Hydrous RuO2 film synthesized in an alkali-assisted steam thermal reactor: Low temperature synthesis and pseudocapacitance

Abstract

The method of preparing RuO2 thin film by decomposing RuCl3 precursor in steam has shown a potential of having lower temperature and higher capacitance in our previous research work. We have further improved the method of thermal decomposition in steam in our previous work and proposed the alkali-assisted steam thermal reactor (AASTR) method, which has achieved the synthesis of RuO2 thin film with a capacitance of 514 F·g−1 at a low temperature of 150 °C. In the AASTR method, a concentrated sodium hydroxide solution is chosen and placed at the bottom of the reactor. The Ti foil substrates are placed in the vapor phase and do not contact the sodium hydroxide solution. The sodium hydroxide solution is employed to absorb hydrogen chloride generated in the hydrolysis process of RuCl3 and thus promotes the hydrolysis process.

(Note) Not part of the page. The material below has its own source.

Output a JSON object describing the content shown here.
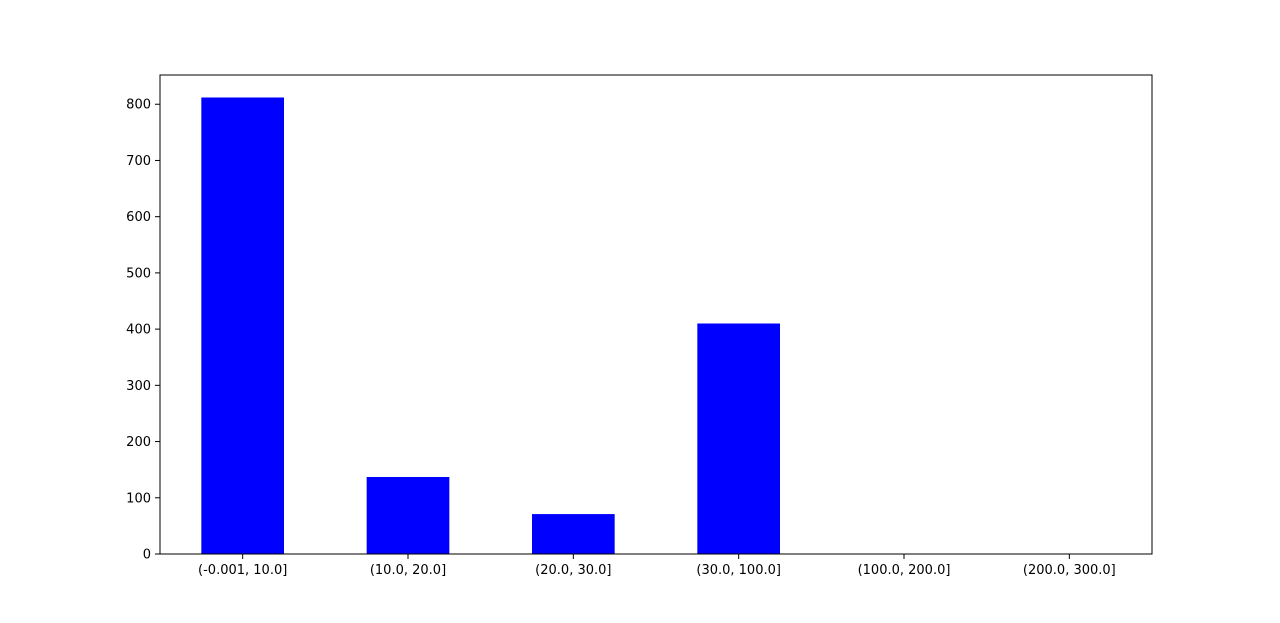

As a result, thermal decomposition at a lower temperature (around 150 °C, the critical crystallization temperature) becomes possible due to the modified hydrolysis process. The film exhibits an almost ideal surface controlled pseudocapacitive performance due to its low charge transfer resistance in the charge/discharge process. Therefore, the AASTR method has promising applications in low-temperature synthesis of other hydrous metallic oxides.